Following a sixteen-year-old named Sarah who is having a self-proclaimed existential crisis, this book is gritty and strange. This review contains spoilers.

At the very beginning of the novel, I got the impression that Sarah was just an angsty teenager frustrated with life, which made the book seem like a cliché of a YA novel. But I was not familiar with A.S. King. As the story continues, it becomes clear that this author walks the line between reality and magical realism. And as this becomes apparent, it’s also clear that Sarah’s frustrations are beyond ordinary: there are underlying issues Sarah is unwilling to confront. The story isn’t really just about a teenager going through an angsty time. It’s about larger issues.

Sarah is an artist. Or at least she was. But now, she seems unable to draw. She’s frustrated with life, thinking nothing new or original happens. Even though she doesn’t quite realize it, she’s searching for what truly constitutes art. The title is inspired by one of her friends, who draws tornados, claiming that they contain all manner of debris that help define who were are and what we go through.

Sarah is going through her own tornado: she has dropped out of school after some drama with the art club and art class. Worse, she roams around Philadelphia, going to dangerous places, such as a run-down and abandoned school now used for graffiti and worse. She follows people around.

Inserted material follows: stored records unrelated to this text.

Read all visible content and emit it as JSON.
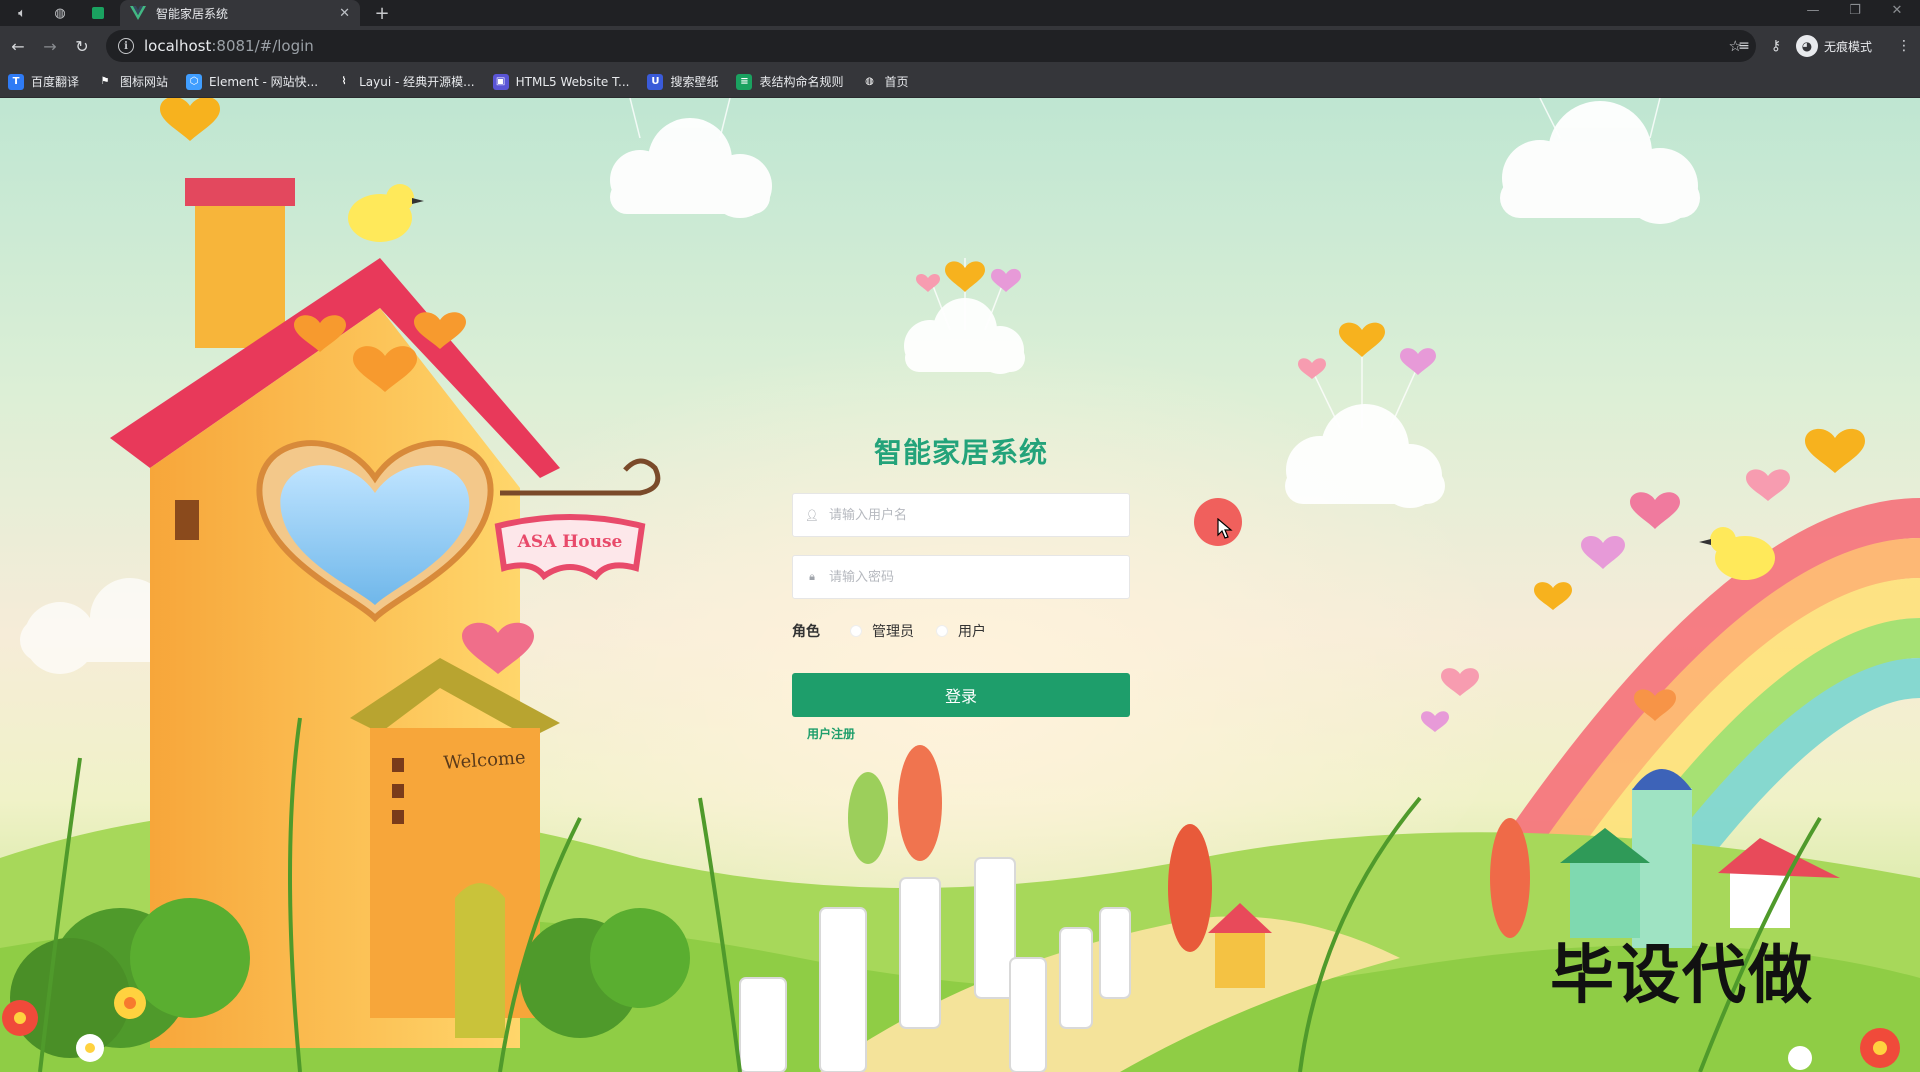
{
  "browser": {
    "tab_title": "智能家居系统",
    "url_host": "localhost",
    "url_path": ":8081/#/login",
    "incognito_label": "无痕模式",
    "bookmarks": [
      {
        "label": "百度翻译",
        "icon": "translate-icon",
        "color": "#2f7bf5",
        "glyph": "T"
      },
      {
        "label": "图标网站",
        "icon": "flag-icon",
        "color": "#35363a",
        "glyph": "⚑"
      },
      {
        "label": "Element - 网站快...",
        "icon": "element-icon",
        "color": "#409eff",
        "glyph": "⬡"
      },
      {
        "label": "Layui - 经典开源模...",
        "icon": "layui-icon",
        "color": "#35363a",
        "glyph": "⌇"
      },
      {
        "label": "HTML5 Website T...",
        "icon": "html5-icon",
        "color": "#5a55d6",
        "glyph": "▣"
      },
      {
        "label": "搜索壁纸",
        "icon": "wallpaper-icon",
        "color": "#3a5bd9",
        "glyph": "U"
      },
      {
        "label": "表结构命名规则",
        "icon": "table-icon",
        "color": "#1aa260",
        "glyph": "≡"
      },
      {
        "label": "首页",
        "icon": "globe-icon",
        "color": "#35363a",
        "glyph": "◍"
      }
    ]
  },
  "login": {
    "title": "智能家居系统",
    "username_placeholder": "请输入用户名",
    "password_placeholder": "请输入密码",
    "role_label": "角色",
    "roles": [
      "管理员",
      "用户"
    ],
    "login_button": "登录",
    "register_link": "用户注册"
  },
  "scene": {
    "sign_text": "ASA House",
    "door_text": "Welcome"
  },
  "watermark": "毕设代做"
}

Tries eating out of trash cans. And is obsessed with a homeless man who is, in her mind, a real artist. All the while, she mopes over the absence of her brother, who left her when she was ten.

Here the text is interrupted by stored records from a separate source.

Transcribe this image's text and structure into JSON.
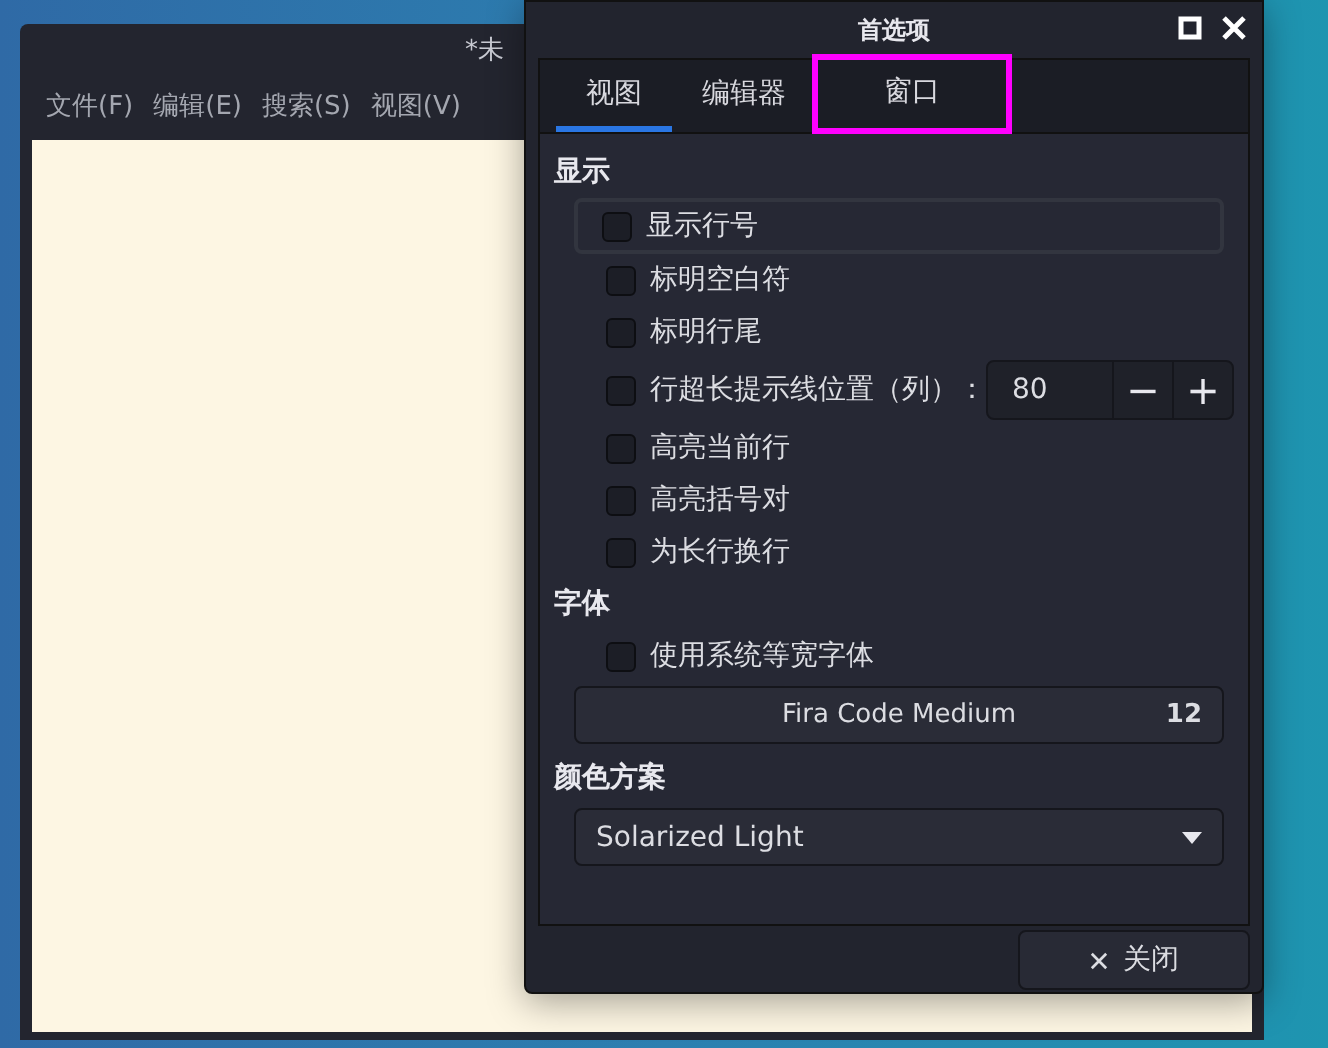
{
  "main_window": {
    "title": "*未",
    "menu": [
      "文件(F)",
      "编辑(E)",
      "搜索(S)",
      "视图(V)"
    ]
  },
  "dialog": {
    "title": "首选项",
    "tabs": [
      {
        "label": "视图",
        "selected": true,
        "highlighted": false
      },
      {
        "label": "编辑器",
        "selected": false,
        "highlighted": false
      },
      {
        "label": "窗口",
        "selected": false,
        "highlighted": true
      }
    ],
    "sections": [
      {
        "heading": "显示",
        "items": [
          {
            "kind": "checkbox",
            "label": "显示行号",
            "checked": false,
            "focused": true
          },
          {
            "kind": "checkbox",
            "label": "标明空白符",
            "checked": false,
            "focused": false
          },
          {
            "kind": "checkbox",
            "label": "标明行尾",
            "checked": false,
            "focused": false
          },
          {
            "kind": "spin",
            "label": "行超长提示线位置（列）：",
            "checked": false,
            "focused": false,
            "value": "80",
            "minus": "−",
            "plus": "+"
          },
          {
            "kind": "checkbox",
            "label": "高亮当前行",
            "checked": false,
            "focused": false
          },
          {
            "kind": "checkbox",
            "label": "高亮括号对",
            "checked": false,
            "focused": false
          },
          {
            "kind": "checkbox",
            "label": "为长行换行",
            "checked": false,
            "focused": false
          }
        ]
      },
      {
        "heading": "字体",
        "items": [
          {
            "kind": "checkbox",
            "label": "使用系统等宽字体",
            "checked": false,
            "focused": false
          },
          {
            "kind": "font",
            "font": "Fira Code Medium",
            "size": "12"
          }
        ]
      },
      {
        "heading": "颜色方案",
        "items": [
          {
            "kind": "dropdown",
            "value": "Solarized Light"
          }
        ]
      }
    ],
    "close_button": "关闭"
  }
}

As story continues, Sarah meets several versions of herself: a ten-year-old Sarah who has fresh memories of a disturbing family vacation to Mexico; a twenty-three-year-old Sarah who seems arrogant and annoyed at the teenager’s crisis; and a forty-year-old Sarah who seems to have things more or less together. When I first met the ten-year-old Sarah, I thought for sure she was a manifestation of Sarah’s memories. But then other characters begin to see her as well (and the other Sarahs as well).

We come to learn, through use of varied points of view and flashbacks, that Sarah’s mother has been in an abusive relationship with her husband since they first met. Although she seems down to earth and strong (she’s an ER nurse and has seen everything), she has been making excuses for her husband’s behavior since almost the start of their relationship. And it turns out the couple has stayed together partly for the “benefit” of Sarah and her older brother, Bruce. After a trip to Mexico during which Sarah’s brother was hit—hard—by their father, he decided to leave home (he was in college at the time) and has been out of contact since.

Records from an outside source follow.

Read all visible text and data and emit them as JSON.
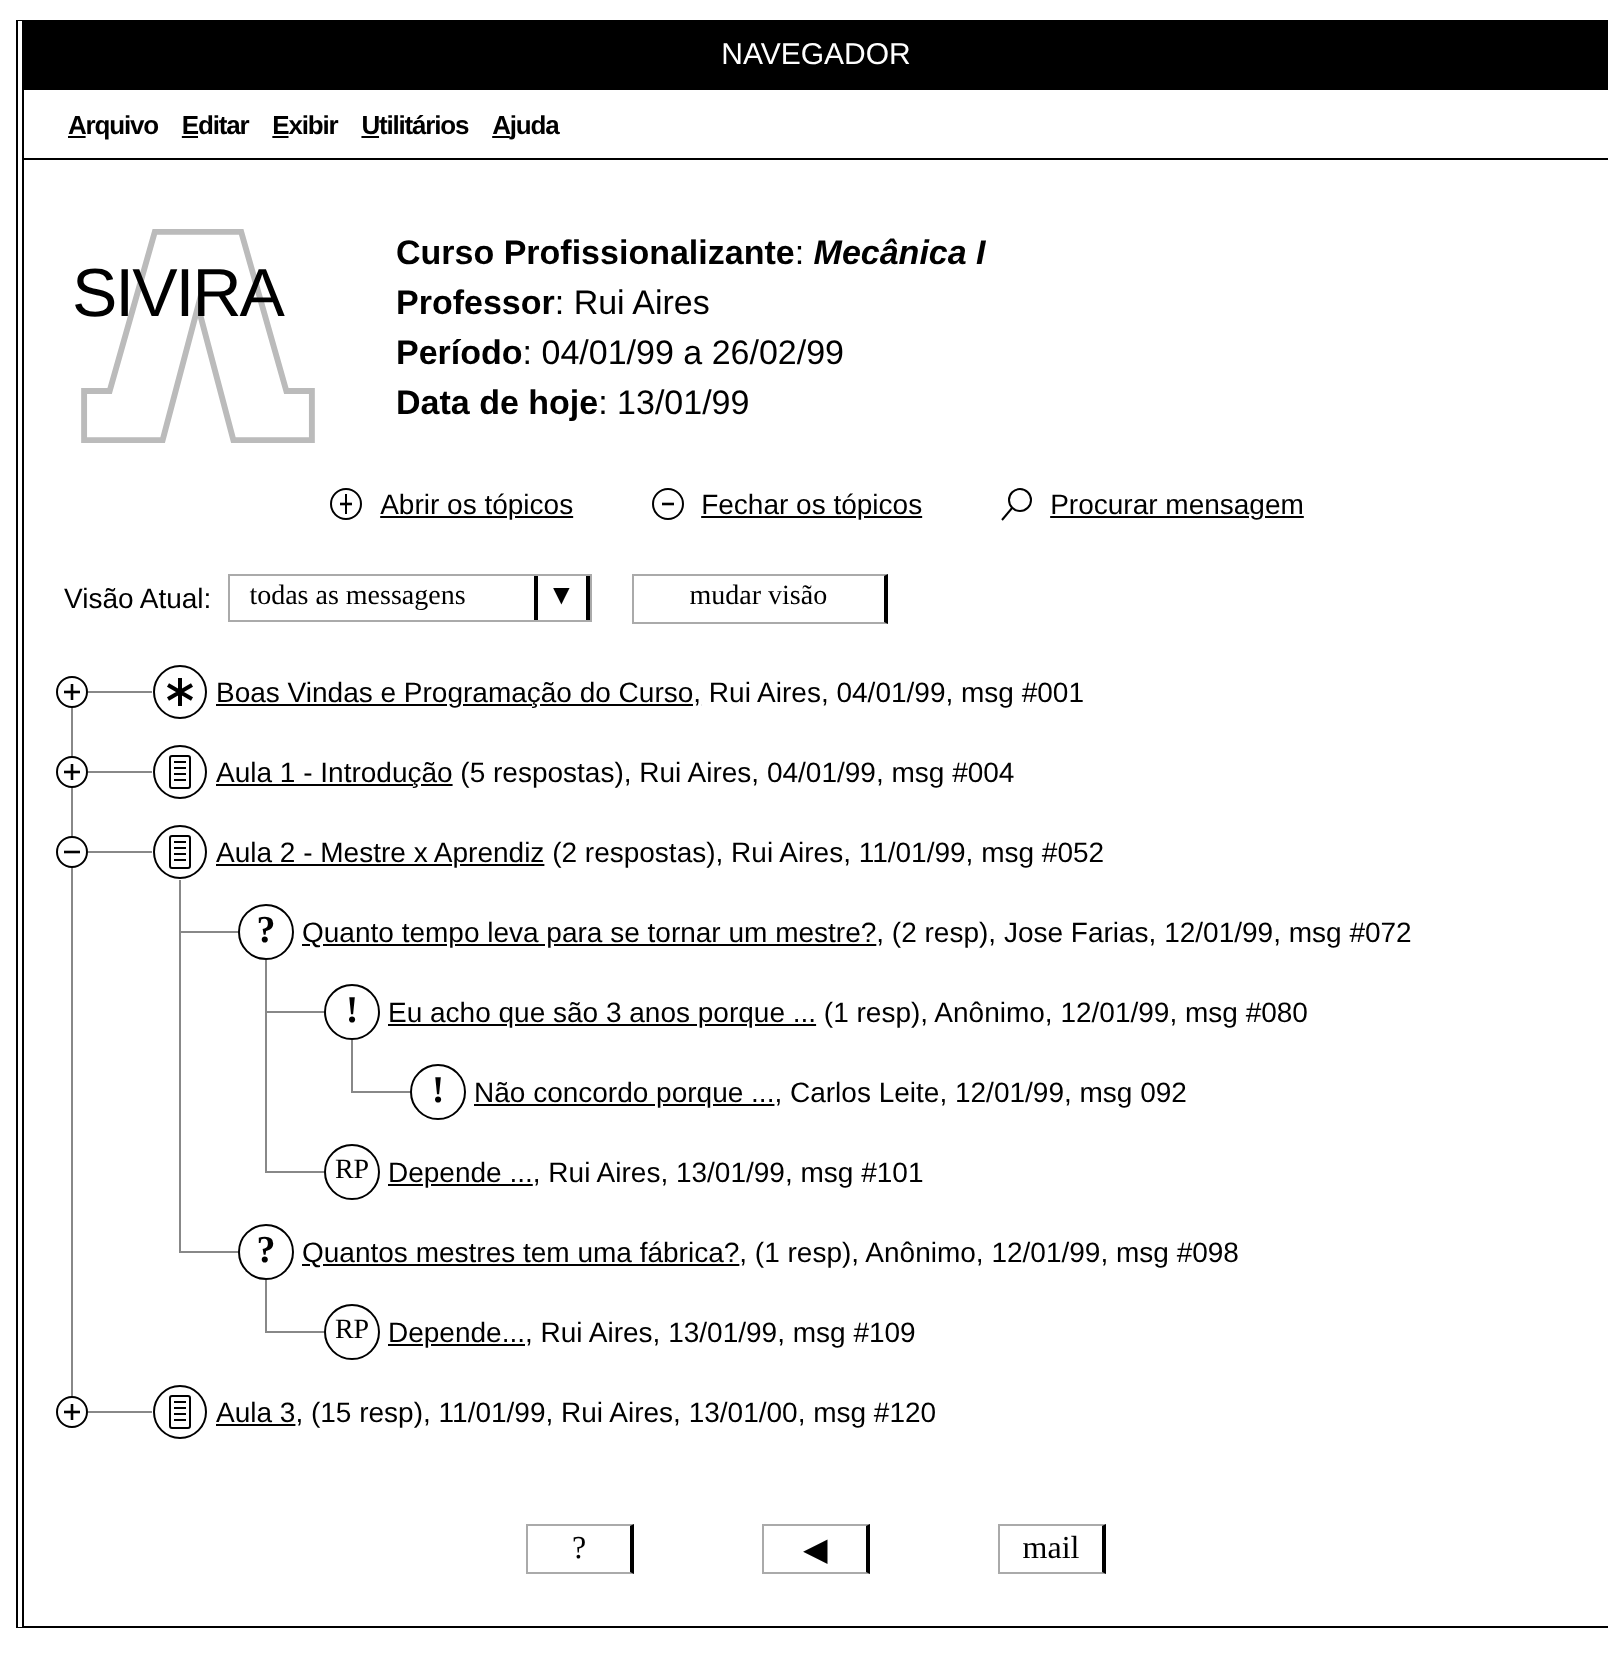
{
  "window": {
    "title": "NAVEGADOR"
  },
  "menu": [
    "Arquivo",
    "Editar",
    "Exibir",
    "Utilitários",
    "Ajuda"
  ],
  "logo": {
    "text": "SIVIRA"
  },
  "course_info": [
    "**Curso Profissionalizante**: *Mecânica I*",
    "**Professor**: Rui Aires",
    "**Período**: 04/01/99 a 26/02/99",
    "**Data de hoje**: 13/01/99"
  ],
  "actions": [
    {
      "kind": "expand",
      "label": "Abrir os tópicos"
    },
    {
      "kind": "collapse",
      "label": "Fechar os tópicos"
    },
    {
      "kind": "search",
      "label": "Procurar mensagem"
    }
  ],
  "view": {
    "label": "Visão Atual:",
    "value": "todas as messagens",
    "arrow": "▼",
    "button": "mudar visão"
  },
  "tree": [
    {
      "kind": "asterisk",
      "title": "Boas Vindas e Programação do Curso,",
      "details": " Rui Aires, 04/01/99, msg #001",
      "expanded": false
    },
    {
      "kind": "document",
      "title": "Aula 1 - Introdução",
      "details": " (5 respostas), Rui Aires, 04/01/99, msg #004",
      "expanded": false
    },
    {
      "kind": "document",
      "title": "Aula 2 - Mestre x Aprendiz",
      "details": " (2 respostas), Rui Aires, 11/01/99, msg #052",
      "expanded": true,
      "children": [
        {
          "kind": "glyph",
          "glyph": "?",
          "title": "Quanto tempo leva para se tornar um mestre?",
          "details": ", (2 resp), Jose Farias, 12/01/99, msg #072",
          "children": [
            {
              "kind": "glyph",
              "glyph": "!",
              "title": "Eu acho que são 3 anos porque ...",
              "details": " (1 resp), Anônimo, 12/01/99, msg #080",
              "children": [
                {
                  "kind": "glyph",
                  "glyph": "!",
                  "title": "Não concordo porque ...",
                  "details": ", Carlos Leite, 12/01/99, msg 092"
                }
              ]
            },
            {
              "kind": "glyph",
              "glyph": "RP",
              "title": "Depende ...",
              "details": ", Rui Aires, 13/01/99, msg #101"
            }
          ]
        },
        {
          "kind": "glyph",
          "glyph": "?",
          "title": "Quantos mestres tem uma fábrica?",
          "details": ", (1 resp), Anônimo, 12/01/99, msg #098",
          "children": [
            {
              "kind": "glyph",
              "glyph": "RP",
              "title": "Depende...",
              "details": ", Rui Aires, 13/01/99, msg #109"
            }
          ]
        }
      ]
    },
    {
      "kind": "document",
      "title": "Aula 3",
      "details": ", (15 resp), 11/01/99, Rui Aires, 13/01/00, msg #120",
      "expanded": false
    }
  ],
  "buttons": [
    "?",
    "◀",
    "mail"
  ]
}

Once I saw that this was not a normal tale—and that it was about the ramifications of abuse and all the people it affects—I was hoping for a bit more. I wanted an additional twist. But the reveal comes slowly, and by the time it came, it was fairly obvious what had happened. But that was part of the point, I think: Sarah and her mother had made excuses and repressed memories so that the obvious was not so obvious to them. The method of storytelling in some ways mimics that. Even Bruce, who took some action, did not do enough to rectify the situation, and the slow reveal emulates that as well. I also liked the fact that Sarah’s brother went on to work with troubled youth—and he explains that sometimes, adults who behave horribly can trace those roots back to childhood. While it’s easy to hate people like Sarah’s father, it’s even suggested that his own childhood helped to shape him into the person he is.

All in all, the book should want to make readers want to reach out to seek help if needed or to offer help to those in need. I can see this book hitting home with readers depending on their experience. Since I’m reading this for a YA bookclub intended to screen books for potential use in schools, I would warn that there is some violence in the book as well as language. But more than the physical violence, the hidden emotional violence and torment is disturbing. Even beyond the abuse of her father, Sarah also encounters bullying at school—an art club that stole her best project and destroyed it so it couldn’t place in the art show—as well as observed a sexual relationship between Ms. Smith (the art teacher) and one of Sarah’s former (female) friends. The literary elements of the novel, for me, balance out this content, making it justifiable for student use with warnings in advance.

On a side note, the existentialist echoes reminded me of the play Rosencrantz and Guildenstern Are Dead, especially the sentences: “I am a human being. I am sixteen years old. And that is enough.” To this end, this novel could be paired with other complex texts in a thematic unit on existentialism, such as Stoppard’s play, Hamlet, and Life of Pi.